Of course, it didn’t take spammers and black hat marketing agencies long to figure this out. Cue overseas link farms, populated entirely with cut-price backlinks to small business sites. This displeased Google and Bing, who started applying punitive ranking penalties to both the link farms, and any sites associated with them. This restored the outbound link’s respectability, necessitating a change in the pursuit of quantity rather than quality.
Today, generating inbound traffic involves establishing authentic links on legitimate websites – a much harder task than throwing a few pounds in the direction of low-grade link farms. And although a link on an academic .ac or .edu website represents the Holy Grail, inbound links from any respectable platform will boost your own site’s Google and Bing rankings. These are some of the ways you can optimise inbound site links:
Discretion is important here since many online directories are on the spammy side. However, legitimate sites like Quora and Crunchbase often support company listings with URL links. You may even be able to build out a sponsored profile on a community site or a platform that is specific to your industry.
Create engaging, original content.
One of the best ways to earn inbound site links is by publishing informative material which people want to link to. Long opinion pieces, how-to guides, authoritative white papers, and press releases all work. This is even more beneficial if this educational content includes questions or discussion points, starting a debate.
This takes a bit more time, but infographics are among the most popular resources shared (and therefore linked to) online. You don’t need to be a graphic designer either, thanks to sites like 99Designs and Canva. Promote infographics as you would a blog, and allow people to republish it with a URL acknowledgment.
Engage on social media.
You can create links and share blogs/infographics via reputable platforms like Reddit and LinkedIn. Join in a conversation, and say “I wrote about this recently” before pasting a link to your resource. Providing the content is relevant to what’s being discussed, this is a great way of increasing inbound traffic.

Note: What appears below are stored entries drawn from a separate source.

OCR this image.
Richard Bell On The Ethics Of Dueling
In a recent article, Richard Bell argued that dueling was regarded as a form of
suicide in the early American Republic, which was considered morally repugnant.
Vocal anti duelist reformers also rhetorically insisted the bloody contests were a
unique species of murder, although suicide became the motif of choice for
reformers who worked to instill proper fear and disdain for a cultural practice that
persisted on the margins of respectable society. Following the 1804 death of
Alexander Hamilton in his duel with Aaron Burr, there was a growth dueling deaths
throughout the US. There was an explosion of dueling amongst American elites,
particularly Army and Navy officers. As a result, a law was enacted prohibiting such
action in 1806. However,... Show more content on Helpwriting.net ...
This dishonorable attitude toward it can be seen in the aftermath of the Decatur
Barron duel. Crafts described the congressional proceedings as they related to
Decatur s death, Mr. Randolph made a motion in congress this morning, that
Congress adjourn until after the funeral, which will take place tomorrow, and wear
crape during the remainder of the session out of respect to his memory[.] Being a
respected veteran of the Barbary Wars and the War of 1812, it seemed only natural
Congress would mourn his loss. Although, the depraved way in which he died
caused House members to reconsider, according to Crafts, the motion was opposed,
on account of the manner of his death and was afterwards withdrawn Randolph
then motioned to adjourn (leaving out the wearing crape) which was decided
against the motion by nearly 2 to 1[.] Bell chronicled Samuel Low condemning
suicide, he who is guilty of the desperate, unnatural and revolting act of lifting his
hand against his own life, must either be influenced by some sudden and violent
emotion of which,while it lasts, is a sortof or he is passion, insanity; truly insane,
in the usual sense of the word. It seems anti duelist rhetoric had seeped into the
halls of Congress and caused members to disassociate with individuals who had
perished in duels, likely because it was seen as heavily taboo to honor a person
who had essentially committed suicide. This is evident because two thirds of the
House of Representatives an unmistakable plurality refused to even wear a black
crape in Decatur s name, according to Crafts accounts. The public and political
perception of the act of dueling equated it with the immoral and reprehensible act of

Reach out to suppliers and companies you already deal with.
If you sell products and rely on a drop-shipping partner, it’s worth asking whether they’d consider reciprocal outbound links. There’s no cost involved in adding a URL to a website, but if both parties benefit, the risk of people leaving your site is outweighed by the link’s value.
Approach bloggers and influencers.
Many have forged careers out of generating online content. Promote your content to them, and offer to contribute to future podcasts, blogs, or interviews. If your expertise is relevant, these high-profile individuals often acknowledge your involvement (or offer) with a backlink.